Sexual Abuse and duty to report
Scenario 7 - Legal versus professional and ethical obligations
Sam and Amy grew up together and have been friends for many years. They both decided to enter the health profession. Amy became a nurse practitioner and Sam became a doctor. They both work in the same clinic in their hometown and have many common patients.
After a few years practicing in the same clinic, Amy becomes aware of an ongoing personal relationship between Sam and a member of their small community. Sam is single and there aren’t many opportunities to click with someone, so Amy is happy for him. One day she sees a woman come in for an appointment with Sam. As the woman goes into the treatment room, the administrative assistant whispers to Amy, “That’s the new woman in Sam’s life”. Amy is concerned and thinks, Sam is dating a patient? He knows better than that… I thought.”
Questions for discussion
- Are the actions of Sam considered a boundary violation or sexual abuse? Why or why not?
- Is Amy obligated to report what she has learned? Why or why not?
Key concepts this scenario illustrates:
- Maintaining boundaries in a small town
- When you have a duty to report, and when you don’t
- Legal/statutory obligations versus professional and ethical obligations around reporting
The requirements regarding sexual abuse set out in the Regulated Health Professions Act, 1991 (RHPA) apply to all regulated health professionals in Ontario, including physicians. Sam’s actions are clear boundary violations and could qualify as sexual abuse if the personal relationship involves sexual comments, gestures or contact with the patient. Sam’s certificate of registration may be revoked because of his actions.
Amy became aware that Sam was involved in a personal relationship with his patient. If Amy has reasonable grounds that a sexual relation has occurred, she is required to report this to the College of Physicians and Surgeons of Ontario within 30 days or as soon as possible.

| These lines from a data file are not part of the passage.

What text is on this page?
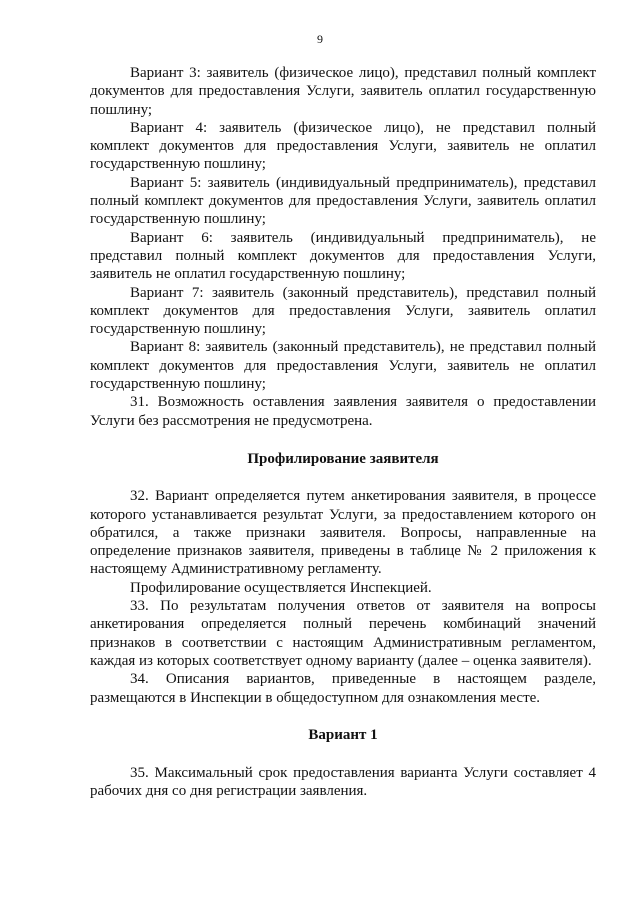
9

Вариант 3: заявитель (физическое лицо), представил полный комплект документов для предоставления Услуги, заявитель оплатил государственную пошлину;

Вариант 4: заявитель (физическое лицо), не представил полный комплект документов для предоставления Услуги, заявитель не оплатил государственную пошлину;

Вариант 5: заявитель (индивидуальный предприниматель), представил полный комплект документов для предоставления Услуги, заявитель оплатил государственную пошлину;

Вариант 6: заявитель (индивидуальный предприниматель), не представил полный комплект документов для предоставления Услуги, заявитель не оплатил государственную пошлину;

Вариант 7: заявитель (законный представитель), представил полный комплект документов для предоставления Услуги, заявитель оплатил государственную пошлину;

Вариант 8: заявитель (законный представитель), не представил полный комплект документов для предоставления Услуги, заявитель не оплатил государственную пошлину;

31. Возможность оставления заявления заявителя о предоставлении Услуги без рассмотрения не предусмотрена.

Профилирование заявителя

32. Вариант определяется путем анкетирования заявителя, в процессе которого устанавливается результат Услуги, за предоставлением которого он обратился, а также признаки заявителя. Вопросы, направленные на определение признаков заявителя, приведены в таблице № 2 приложения к настоящему Административному регламенту.

Профилирование осуществляется Инспекцией.

33. По результатам получения ответов от заявителя на вопросы анкетирования определяется полный перечень комбинаций значений признаков в соответствии с настоящим Административным регламентом, каждая из которых соответствует одному варианту (далее – оценка заявителя).

34. Описания вариантов, приведенные в настоящем разделе, размещаются в Инспекции в общедоступном для ознакомления месте.

Вариант 1

35. Максимальный срок предоставления варианта Услуги составляет 4 рабочих дня со дня регистрации заявления.
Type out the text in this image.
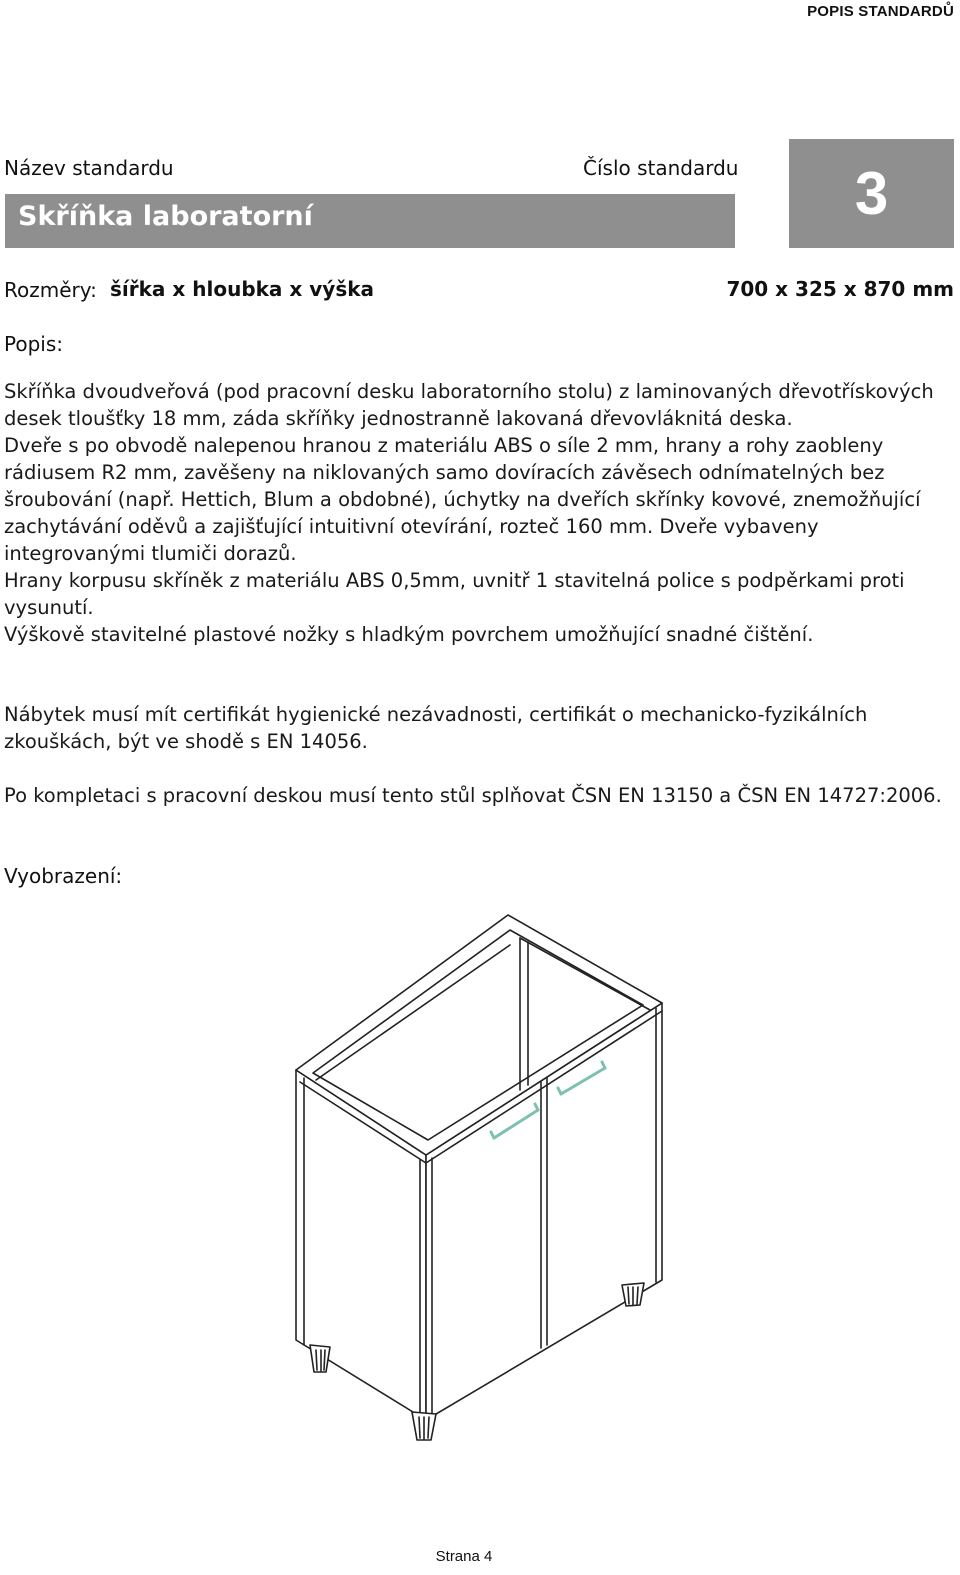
POPIS STANDARDŮ
Název standardu	Číslo standardu
Skříňka laboratorní	3
Rozměry: šířka x hloubka x výška	700 x 325 x 870 mm
Popis:
Skříňka dvoudveřová (pod pracovní desku laboratorního stolu) z laminovaných dřevotřískových desek tloušťky 18 mm, záda skříňky jednostranně lakovaná dřevovláknitá deska.
Dveře s po obvodě nalepenou hranou z materiálu ABS o síle 2 mm, hrany a rohy zaobleny rádiusem R2 mm, zavěšeny na niklovaných samo dovíracích závěsech odnímatelných bez šroubování (např. Hettich, Blum a obdobné), úchytky na dveřích skřínky kovové, znemožňující zachytávání oděvů a zajišťující intuitivní otevírání, rozteč 160 mm. Dveře vybaveny integrovanými tlumiči dorazů.
Hrany korpusu skříněk z materiálu ABS 0,5mm, uvnitř 1 stavitelná police s podpěrkami proti vysunutí.
Výškově stavitelné plastové nožky s hladkým povrchem umožňující snadné čištění.
Nábytek musí mít certifikát hygienické nezávadnosti, certifikát o mechanicko-fyzikálních zkouškách, být ve shodě s EN 14056.
Po kompletaci s pracovní deskou musí tento stůl splňovat ČSN EN 13150 a ČSN EN 14727:2006.
Vyobrazení:
Strana 4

Instead of reporting Sam to the College of Physicians and Surgeons of Ontario, Amy decides to confront her friend. Sam reacts poorly when Amy expresses her concerns over him dating a patient, and states, “What am I supposed to do? There aren’t many options in this small town. Am I supposed to die alone?” Amy understands his frustrations, but she is also aware of their professional and legal obligations to patients. She offers to take on his patient so that Sam can continue to see this woman without being in conflict with the RHPA.
Questions for discussion
- Is Amy obligated to report the situation even though she spoke with Sam and they made an arrangement? Explain your answer.
- If Amy takes over as clinician for the patient, is Sam is free to continue seeing her? Explain your answer
Amy has a professional and ethical duty to patients, but she decides to handle the situation on her own by confronting Sam.
Amy’s decision to confront Sam instead of reporting him puts her in violation of the Regulated Health Professions Act, 1991, which requires a member to report “if the member has reasonable grounds, obtained in the course of practising the profession, to believe that another member of the same or a different College has sexually abused a patient.” If found guilty and convicted, Amy faces a fine of not more than $50,000. Also, Amy’s failure to report may result in an investigation and possibly discipline action by CNO.
It was kind of her to offer to take on this patient so Sam can continue his relationship, but this doesn’t change that Sam had a concurrent treating and sexual relationship with a patient. The law is clear, the health care provider-patient relationship continues for a minimum of one year after the date when the individual ceases to be a patient, and what Sam is doing constitutes sexual abuse of a patient.
In order to protect the patient, Amy is expected to report Sam’s actions to his professional regulatory college.